Thursday 22 June 2017

Mausoleum

The Aftermath of Grenfell Tower

Monument to Our Cheapskate Society

Let This Blackened, Tragic Tower Stand 

Peter Hitchens
The Daily Mail

They should leave the burned-out Grenfell Tower where it is, as a lasting monument to the needlessly dead and as a warning to our complacent, self-satisfied society.  Shore it up, fence it off, and set a great stone slab next to it with a list of the names of those who died. Write on it in deeply incised, enormous letters ‘They Did Not Need To Die’.

Hold an annual service of remembrance at it, to which the great and the good feel obliged to go. We congratulate ourselves quite enough at such ceremonies – it is time we chastised and humiliated ourselves instead.

They should leave the burned-out Grenfell Tower where it is, as a lasting monument to the needlessly dead and as a warning to our complacent, self-satisfied society

I went to look at this sad sight on Thursday, as it is very close to our offices, and I felt I should see it to fully appreciate what had happened. It is as shocking and as miserable as anything I have seen in a war zone.

In fact, it is worse, because it is near the centre of our rich and peaceful capital city, surrounded by untroubled streets, small parks and shops, and close to a wealthy, fashionable district.  Absurdly, it is now surrounded by cordons of police, who more or less pointlessly obstruct access to the site with festoons of plastic tape. This is typical of our bureaucratic response to disaster.  Now that nobody has horses or stables, the old dead metaphor ‘shutting the stable door after the horse has bolted’ should be replaced by ‘policing the crime after it has taken place’. For this is what we actually do.

It is not accidental that a society officially obsessed with ‘health and safety’ is not in fact very good at either health or safety. The common sense of the residents of this block was greater than that of those who built it and ran it. It should, obviously, never have been built in the first place. People should live in houses with gardens, not in supersized filing cabinets in the sky.

There is no better symbol of urban blight in Europe or America than the high-rise block of flats.
No doubt, with a full-time caretaker manning the door and expensive, well-maintained lifts, such places can be made habitable. But without them, they will always be a rather insulting way of meeting housing targets, without giving people real homes.

I lived in such a block in Moscow because that was all there was to live in, in what was then a communist city. I tried not to think about what would happen if there were a fire. I had accepted the risk by going to the USSR in the first place. The red flags at the frontier were all the warning I was going to get.  It was one of many things I tried not to think about in that dangerous, cruel society, supposedly based on love of the common people. But the callous coldness of it was never far from my mind. Almost nowhere, in dozens of square miles of concrete brutalism, could be called home. It was not ‘home, sweet home’ but ‘dwelling unit, sweet dwelling unit’.

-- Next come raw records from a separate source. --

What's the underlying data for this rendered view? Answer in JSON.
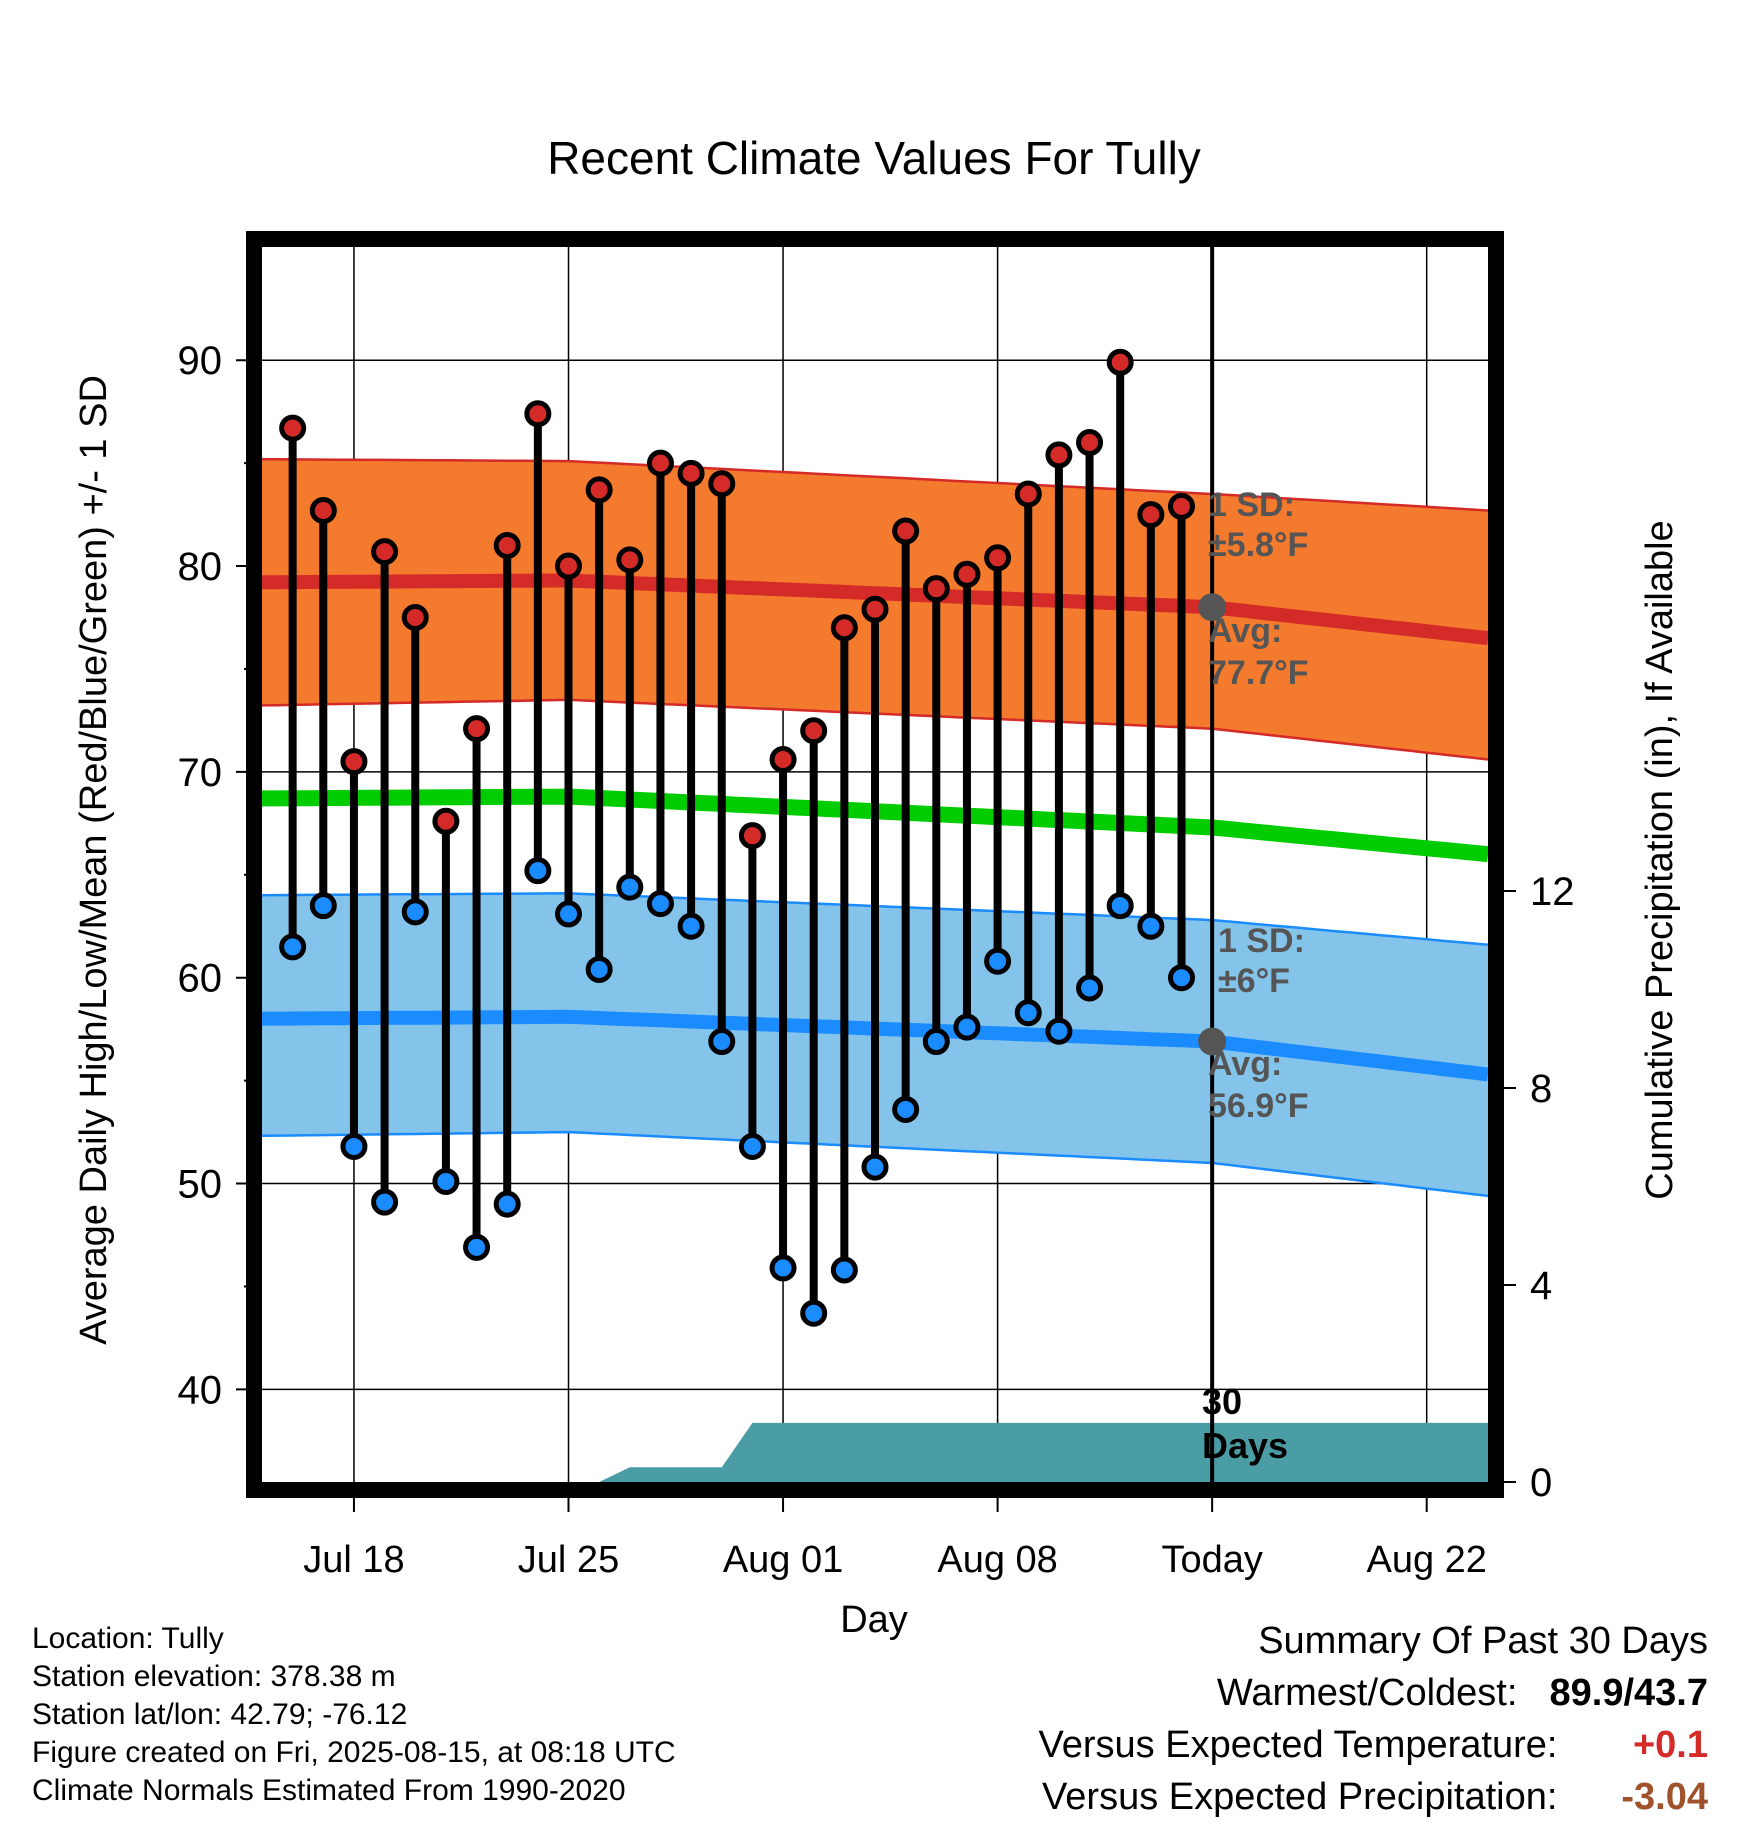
{
  "chart_data": {
    "type": "line",
    "title": "Recent Climate Values For Tully",
    "xlabel": "Day",
    "ylabel": "Average Daily High/Low/Mean (Red/Blue/Green) +/- 1 SD",
    "ylabel_right": "Cumulative Precipitation (in), If Available",
    "ylim": [
      35.5,
      95.5
    ],
    "y_ticks": [
      40,
      50,
      60,
      70,
      80,
      90
    ],
    "y_right_ticks": [
      0,
      4,
      8,
      12
    ],
    "y_right_lim": [
      0,
      12
    ],
    "x_tick_labels": [
      "Jul 18",
      "Jul 25",
      "Aug 01",
      "Aug 08",
      "Today",
      "Aug 22"
    ],
    "x_tick_days": [
      -27,
      -20,
      -13,
      -6,
      1,
      8
    ],
    "x_range_days": [
      -30,
      10
    ],
    "today_label": "30 Days",
    "observed": {
      "days": [
        -29,
        -28,
        -27,
        -26,
        -25,
        -24,
        -23,
        -22,
        -21,
        -20,
        -19,
        -18,
        -17,
        -16,
        -15,
        -14,
        -13,
        -12,
        -11,
        -10,
        -9,
        -8,
        -7,
        -6,
        -5,
        -4,
        -3,
        -2,
        -1,
        0
      ],
      "highs": [
        86.7,
        82.7,
        70.5,
        80.7,
        77.5,
        67.6,
        72.1,
        81.0,
        87.4,
        80.0,
        83.7,
        80.3,
        85.0,
        84.5,
        84.0,
        66.9,
        70.6,
        72.0,
        77.0,
        77.9,
        81.7,
        78.9,
        79.6,
        80.4,
        83.5,
        85.4,
        86.0,
        89.9,
        82.5,
        82.9
      ],
      "lows": [
        61.5,
        63.5,
        51.8,
        49.1,
        63.2,
        50.1,
        46.9,
        49.0,
        65.2,
        63.1,
        60.4,
        64.4,
        63.6,
        62.5,
        56.9,
        51.8,
        45.9,
        43.7,
        45.8,
        50.8,
        53.6,
        56.9,
        57.6,
        60.8,
        58.3,
        57.4,
        59.5,
        63.5,
        62.5,
        60.0
      ]
    },
    "normals": {
      "high_avg": [
        79.2,
        79.3,
        78.0,
        76.5
      ],
      "high_upper": [
        85.2,
        85.1,
        83.5,
        82.7
      ],
      "high_lower": [
        73.2,
        73.5,
        72.1,
        70.6
      ],
      "mean_avg": [
        68.7,
        68.8,
        67.3,
        66.0
      ],
      "low_avg": [
        58.0,
        58.1,
        56.9,
        55.3
      ],
      "low_upper": [
        64.0,
        64.1,
        62.8,
        61.6
      ],
      "low_lower": [
        52.3,
        52.5,
        51.0,
        49.4
      ]
    },
    "normals_days": [
      -31,
      -20,
      1,
      10
    ],
    "precip": {
      "days": [
        -19,
        -18,
        -15,
        -14,
        10
      ],
      "cumulative": [
        0,
        0.3,
        0.3,
        1.2,
        1.2
      ]
    },
    "annotations": {
      "high_sd_title": "1 SD:",
      "high_sd_value": "±5.8°F",
      "high_avg_title": "Avg:",
      "high_avg_value": "77.7°F",
      "low_sd_title": "1 SD:",
      "low_sd_value": "±6°F",
      "low_avg_title": "Avg:",
      "low_avg_value": "56.9°F"
    },
    "colors": {
      "high_band": "#f47a2e",
      "high_line": "#d42a28",
      "mean_line": "#00cc00",
      "low_band": "#85c4ea",
      "low_line": "#1a8cff",
      "precip": "#4a9ca5",
      "high_dot": "#d42a28",
      "low_dot": "#1a8cff",
      "marker": "#555555"
    }
  },
  "footer": {
    "location": "Location: Tully",
    "elevation": "Station elevation: 378.38 m",
    "latlon": "Station lat/lon: 42.79; -76.12",
    "created": "Figure created on Fri, 2025-08-15, at 08:18 UTC",
    "normals": "Climate Normals Estimated From 1990-2020"
  },
  "summary": {
    "title": "Summary Of Past 30 Days",
    "warm_cold_label": "Warmest/Coldest:",
    "warm_cold_value": "89.9/43.7",
    "temp_label": "Versus Expected Temperature:",
    "temp_value": "+0.1",
    "precip_label": "Versus Expected Precipitation:",
    "precip_value": "-3.04",
    "temp_color": "#d42a28",
    "precip_color": "#a0522d"
  }
}
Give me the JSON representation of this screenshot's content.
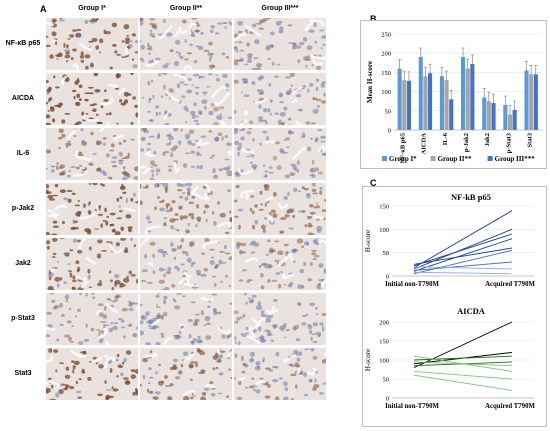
{
  "panel_a": {
    "letter": "A",
    "columns": [
      "Group I*",
      "Group II**",
      "Group III***"
    ],
    "rows": [
      "NF-κB p65",
      "AICDA",
      "IL-6",
      "p-Jak2",
      "Jak2",
      "p-Stat3",
      "Stat3"
    ],
    "intensity": [
      [
        0.85,
        0.45,
        0.35
      ],
      [
        0.95,
        0.2,
        0.4
      ],
      [
        0.55,
        0.3,
        0.2
      ],
      [
        0.9,
        0.6,
        0.55
      ],
      [
        0.8,
        0.35,
        0.4
      ],
      [
        0.35,
        0.3,
        0.25
      ],
      [
        0.85,
        0.65,
        0.5
      ]
    ]
  },
  "panel_b": {
    "letter": "B",
    "chart_data": {
      "type": "bar",
      "ylabel": "Mean H-score",
      "ylim": [
        0,
        250
      ],
      "yticks": [
        "0",
        "50",
        "100",
        "150",
        "200",
        "250"
      ],
      "categories": [
        "NF-κB p65",
        "AICDA",
        "IL-6",
        "p-Jak2",
        "Jak2",
        "p-Stat3",
        "Stat3"
      ],
      "series": [
        {
          "name": "Group I*",
          "color": "#5b9bd5",
          "values": [
            160,
            190,
            140,
            190,
            85,
            65,
            155
          ]
        },
        {
          "name": "Group II**",
          "color": "#a5a5a5",
          "values": [
            130,
            140,
            130,
            160,
            75,
            40,
            145
          ]
        },
        {
          "name": "Group III***",
          "color": "#4472c4",
          "values": [
            128,
            148,
            80,
            172,
            70,
            52,
            145
          ]
        }
      ]
    }
  },
  "panel_c": {
    "letter": "C",
    "chart_data": [
      {
        "type": "line",
        "title": "NF-kB p65",
        "ylabel": "H-score",
        "ylim": [
          0,
          150
        ],
        "yticks": [
          "0",
          "50",
          "100",
          "150"
        ],
        "categories": [
          "Initial non-T790M",
          "Acquired T790M"
        ],
        "series": [
          {
            "color": "#1f3f8f",
            "values": [
              18,
              140
            ]
          },
          {
            "color": "#1f3f8f",
            "values": [
              15,
              100
            ]
          },
          {
            "color": "#1f3f8f",
            "values": [
              22,
              90
            ]
          },
          {
            "color": "#1f3f8f",
            "values": [
              10,
              80
            ]
          },
          {
            "color": "#1f3f8f",
            "values": [
              25,
              60
            ]
          },
          {
            "color": "#4a6fc4",
            "values": [
              5,
              55
            ]
          },
          {
            "color": "#4a6fc4",
            "values": [
              12,
              30
            ]
          },
          {
            "color": "#8aa6e0",
            "values": [
              20,
              15
            ]
          },
          {
            "color": "#8aa6e0",
            "values": [
              8,
              5
            ]
          }
        ]
      },
      {
        "type": "line",
        "title": "AICDA",
        "ylabel": "H-score",
        "ylim": [
          0,
          200
        ],
        "yticks": [
          "0",
          "50",
          "100",
          "150",
          "200"
        ],
        "categories": [
          "Initial non-T790M",
          "Acquired T790M"
        ],
        "series": [
          {
            "color": "#000000",
            "values": [
              80,
              200
            ]
          },
          {
            "color": "#000000",
            "values": [
              90,
              120
            ]
          },
          {
            "color": "#1e6b1e",
            "values": [
              100,
              110
            ]
          },
          {
            "color": "#1e6b1e",
            "values": [
              85,
              95
            ]
          },
          {
            "color": "#7fbf7f",
            "values": [
              95,
              85
            ]
          },
          {
            "color": "#7fbf7f",
            "values": [
              110,
              70
            ]
          },
          {
            "color": "#7fbf7f",
            "values": [
              70,
              50
            ]
          },
          {
            "color": "#7fbf7f",
            "values": [
              60,
              20
            ]
          }
        ]
      }
    ]
  }
}
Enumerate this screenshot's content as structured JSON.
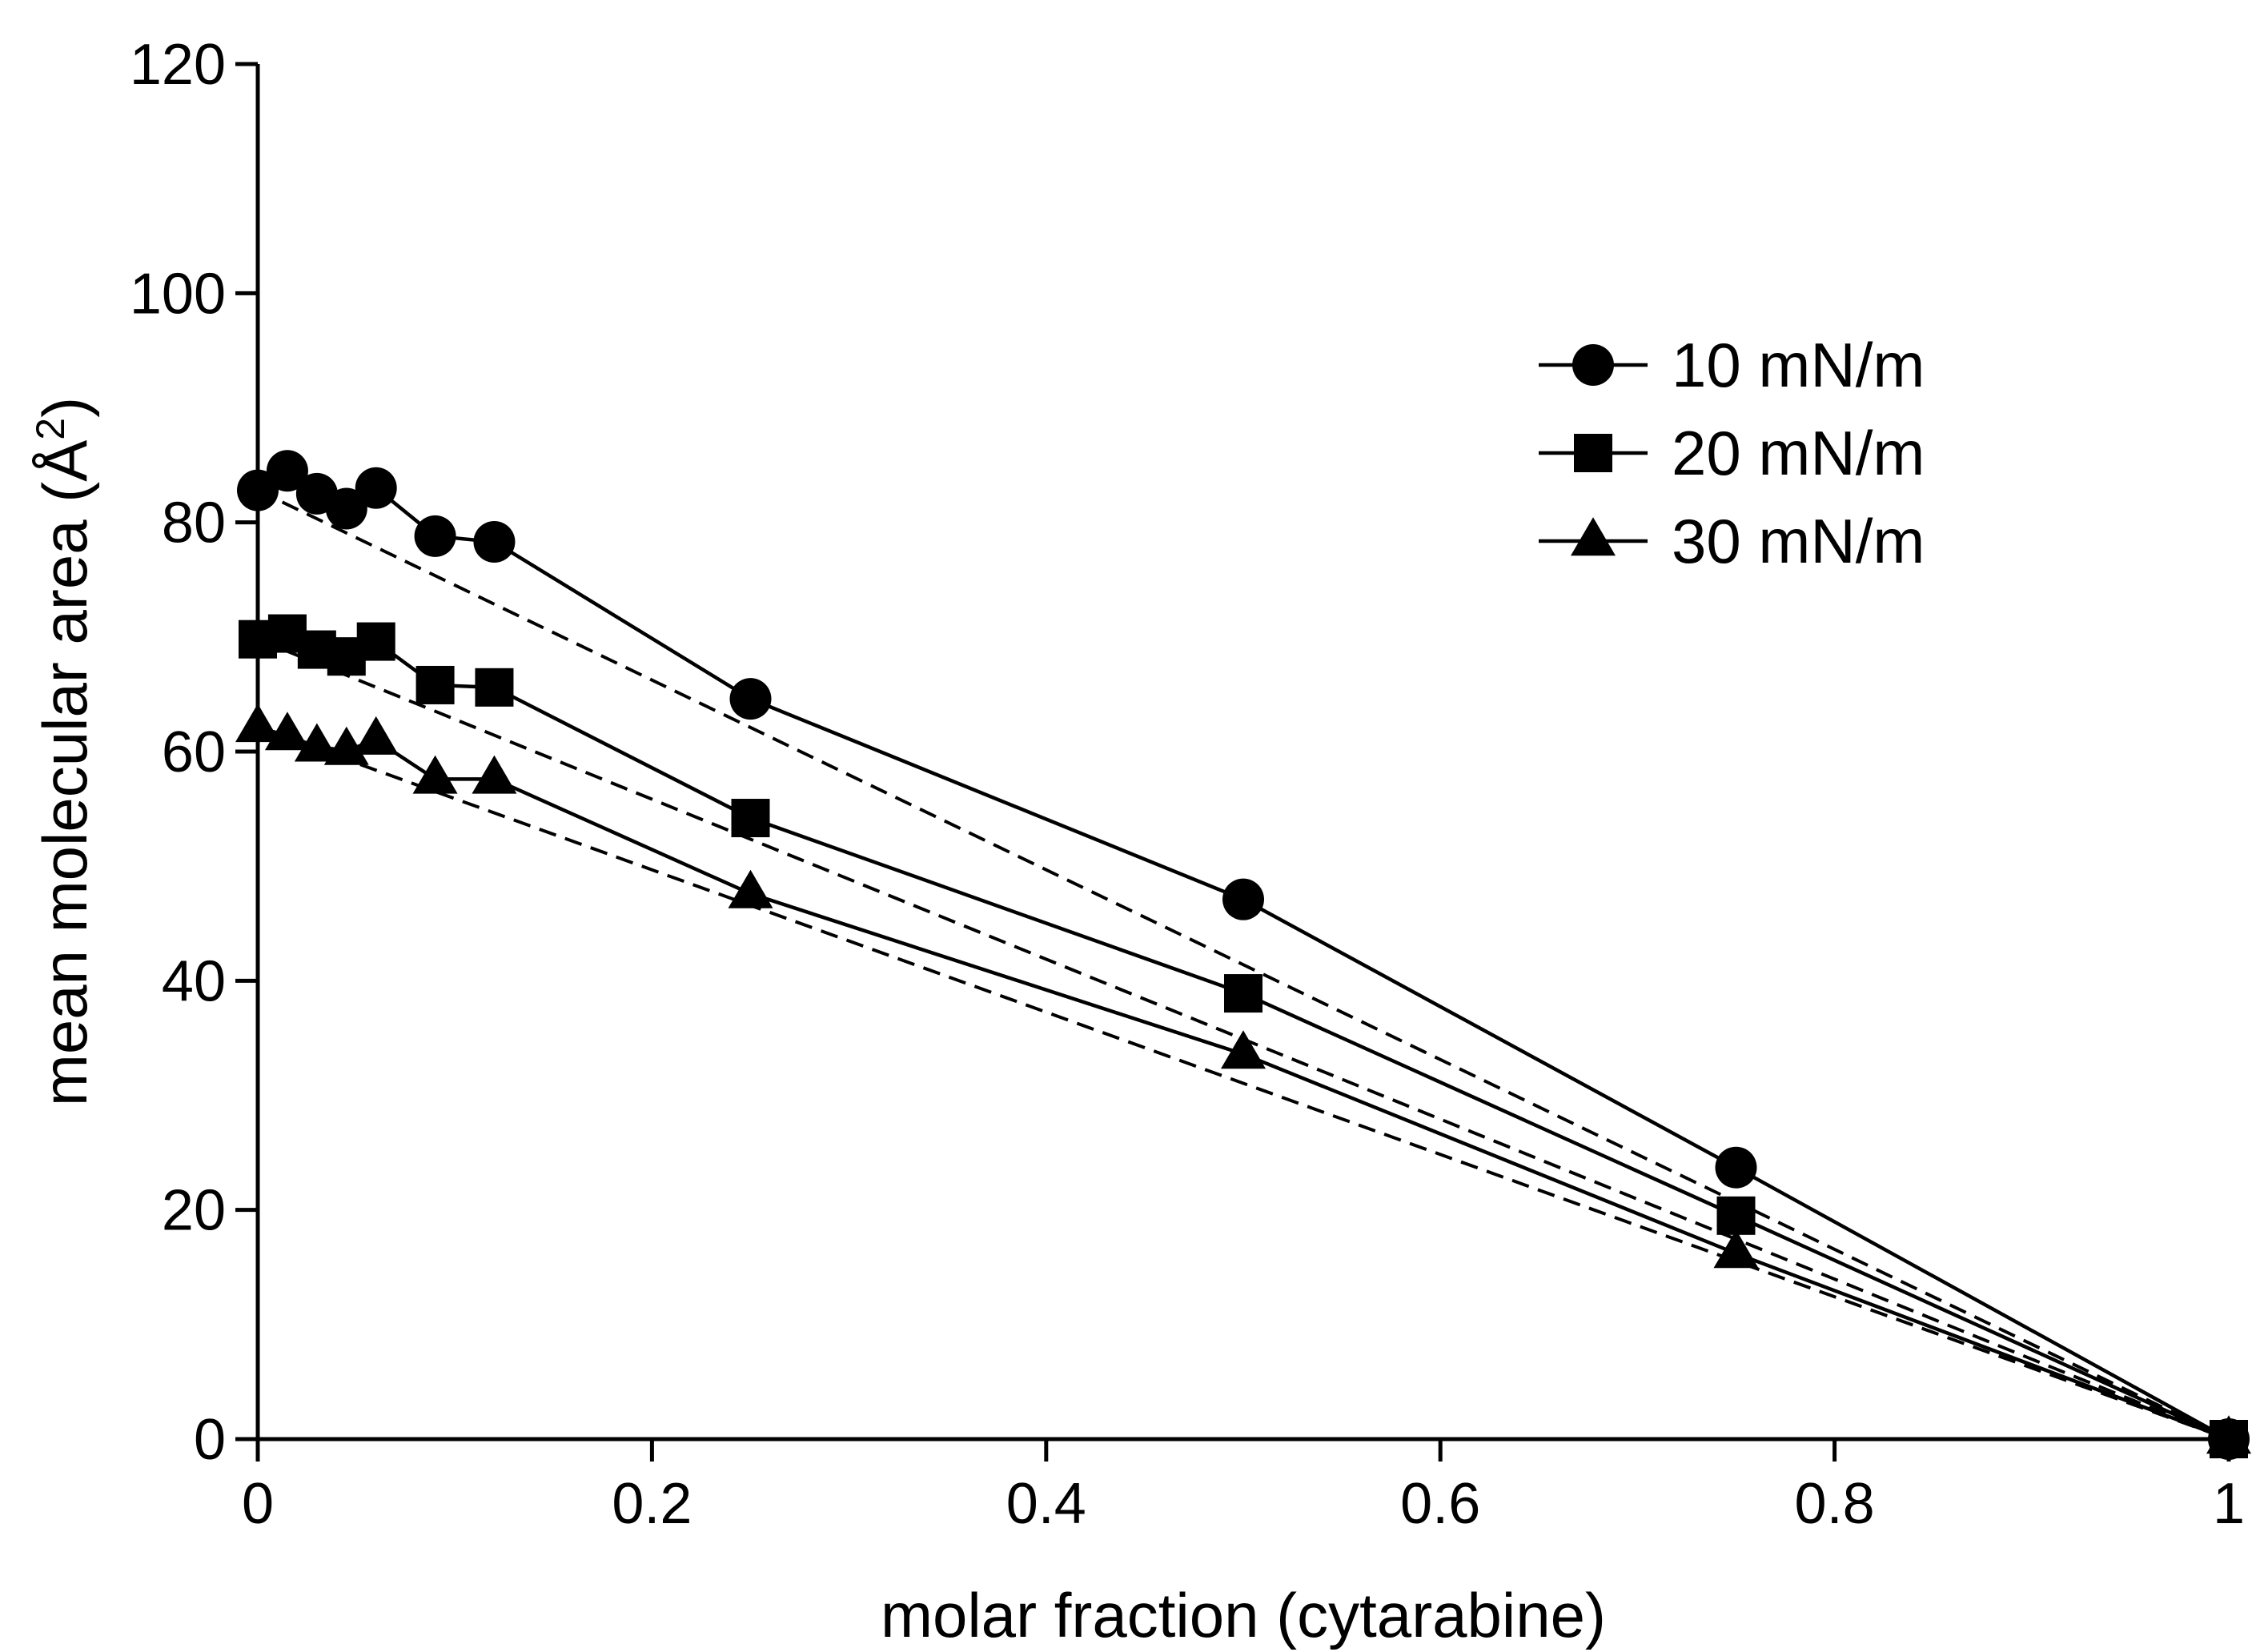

I don’t wish to pursue any particular hobby-horse here. There are so many possible ones.

Did the victims of Grenfell Tower perish because of cost-cutting or a desire to make the block look prettier and so less annoying to the nearby owners of expensive homes?

Did they die because warmist dogma demanded insulation at all costs?

Was something wrong with the power supply?

Are modern refrigerators safe?

Should you ever have gas supplies in such buildings?

One which troubles me is the simple fact that there can never be ladders long enough or hoses powerful enough to reach the upper floors of such buildings. I have always been a great admirer of the fire services, and salute their courage – not that anyone ever doubted it – but why do we put up tall towers which make it impossible for them to do their job?

We know why, of course. The country is, fundamentally, run on the cheap. Cheap wages, borrowed money, skimped and half-finished schemes, leaky pipes, overloaded cables, inadequate training, rotten basic education, ancient infrastructure stretched to the limit and then beyond.   And much of it is controlled by unaccountable companies or bureaucracies that cannot be contacted, whose owners are often thousands of miles away.

Your late train (yet again), your moody broadband, your absent, invisible police force, your potholed road, your dodgy bank and your unreachable phone company, are all part of the same thing – a country living beyond its means that thinks it is richer and more important and more civilised than it is, and so neglects the basics of life while concentrating on how it looks.

It continues to amaze me that we spent a large chunk of the Election campaign discussing the renewal of our grandiose and unusable Trident missile system, which allegedly protects us from enemies we don’t have in a war which ended 26 years ago. And that we think we are so great and wonderful and important that we can launch wars in Iraq, Libya and Syria.

But we could not even protect the victims of Grenfell Tower from horrible, needless deaths that a child could have foreseen.